Management Strategies
No single treatment reliably cures BMS, but several strategies provide symptomatic relief:
Topical treatments:
- Topical anesthetics (benzocaine, lidocaine gel) provide temporary relief
- Topical capsaicin desensitizes pain nerves
- Saliva substitutes may help if dry mouth contributes
Systemic medications:
- Low-dose tricyclic antidepressants (amitriptyline 25-50 mg nightly) help many patients, though mechanism is unclear
- SNRIs (venlafaxine) may help some patients
- Anticonvulsants (gabapentin, pregabalin) have shown efficacy in some studies
- Benzodiazepines (clonazepam) help some patients acutely but are not for long-term use
Hormonal therapy: Some perimenopausal women benefit from hormone replacement therapy, though this remains controversial.
Behavioral interventions:
- Cognitive behavioral therapy helps cope with chronic pain
- Stress management and relaxation techniques may reduce pain
- Sleep improvement through sleep hygiene or sleep aids may help
Addressing underlying factors:
- If candidiasis is suspected, antifungal therapy is reasonable
- Nutritional supplementation (B vitamins, iron) if deficiencies identified
- Medication review to identify potentially contributing medications
Eliminating irritants:
- Avoid cinnamon, mint, spicy foods, hot beverages
- Switch to gentle toothbrush and neutral toothpaste
- Remove or modify new dental restorations if timing suggests causation
Prognosis
BMS is chronic, with remission occurring in approximately 40% of patients over 5-7 years. Spontaneous resolution is common, though this may take years.

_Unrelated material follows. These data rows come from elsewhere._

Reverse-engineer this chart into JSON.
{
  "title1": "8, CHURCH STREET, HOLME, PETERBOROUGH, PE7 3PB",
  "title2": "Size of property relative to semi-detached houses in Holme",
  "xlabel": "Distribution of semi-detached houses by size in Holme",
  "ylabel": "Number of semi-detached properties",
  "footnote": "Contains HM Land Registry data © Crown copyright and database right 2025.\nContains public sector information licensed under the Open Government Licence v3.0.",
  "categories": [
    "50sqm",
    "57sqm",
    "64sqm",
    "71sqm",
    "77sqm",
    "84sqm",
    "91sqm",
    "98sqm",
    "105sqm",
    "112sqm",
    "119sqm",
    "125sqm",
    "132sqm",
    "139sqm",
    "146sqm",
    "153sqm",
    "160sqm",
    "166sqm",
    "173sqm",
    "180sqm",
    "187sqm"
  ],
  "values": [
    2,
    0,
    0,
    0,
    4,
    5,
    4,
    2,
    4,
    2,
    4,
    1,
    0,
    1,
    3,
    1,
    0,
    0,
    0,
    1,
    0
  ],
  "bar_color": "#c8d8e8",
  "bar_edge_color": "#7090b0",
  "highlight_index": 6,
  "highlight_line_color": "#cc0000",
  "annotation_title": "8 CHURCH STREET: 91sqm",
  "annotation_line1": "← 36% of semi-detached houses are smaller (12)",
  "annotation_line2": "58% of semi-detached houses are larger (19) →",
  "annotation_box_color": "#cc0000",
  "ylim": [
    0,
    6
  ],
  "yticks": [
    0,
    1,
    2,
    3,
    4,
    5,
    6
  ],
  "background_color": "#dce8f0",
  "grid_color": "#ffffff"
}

Treatment aims for pain reduction rather than cure. Most patients achieve partial symptom control with medication.
Early recognition and reassurance that the condition is not serious or cancerous is important, as anxiety about underlying disease may worsen symptoms.
Multidisciplinary approach combining dental evaluation, psychological support, and pharmacological management offers best outcomes. If experiencing chronic oral burning without visible tissue damage, seek evaluation by your dentist or oral medicine specialist.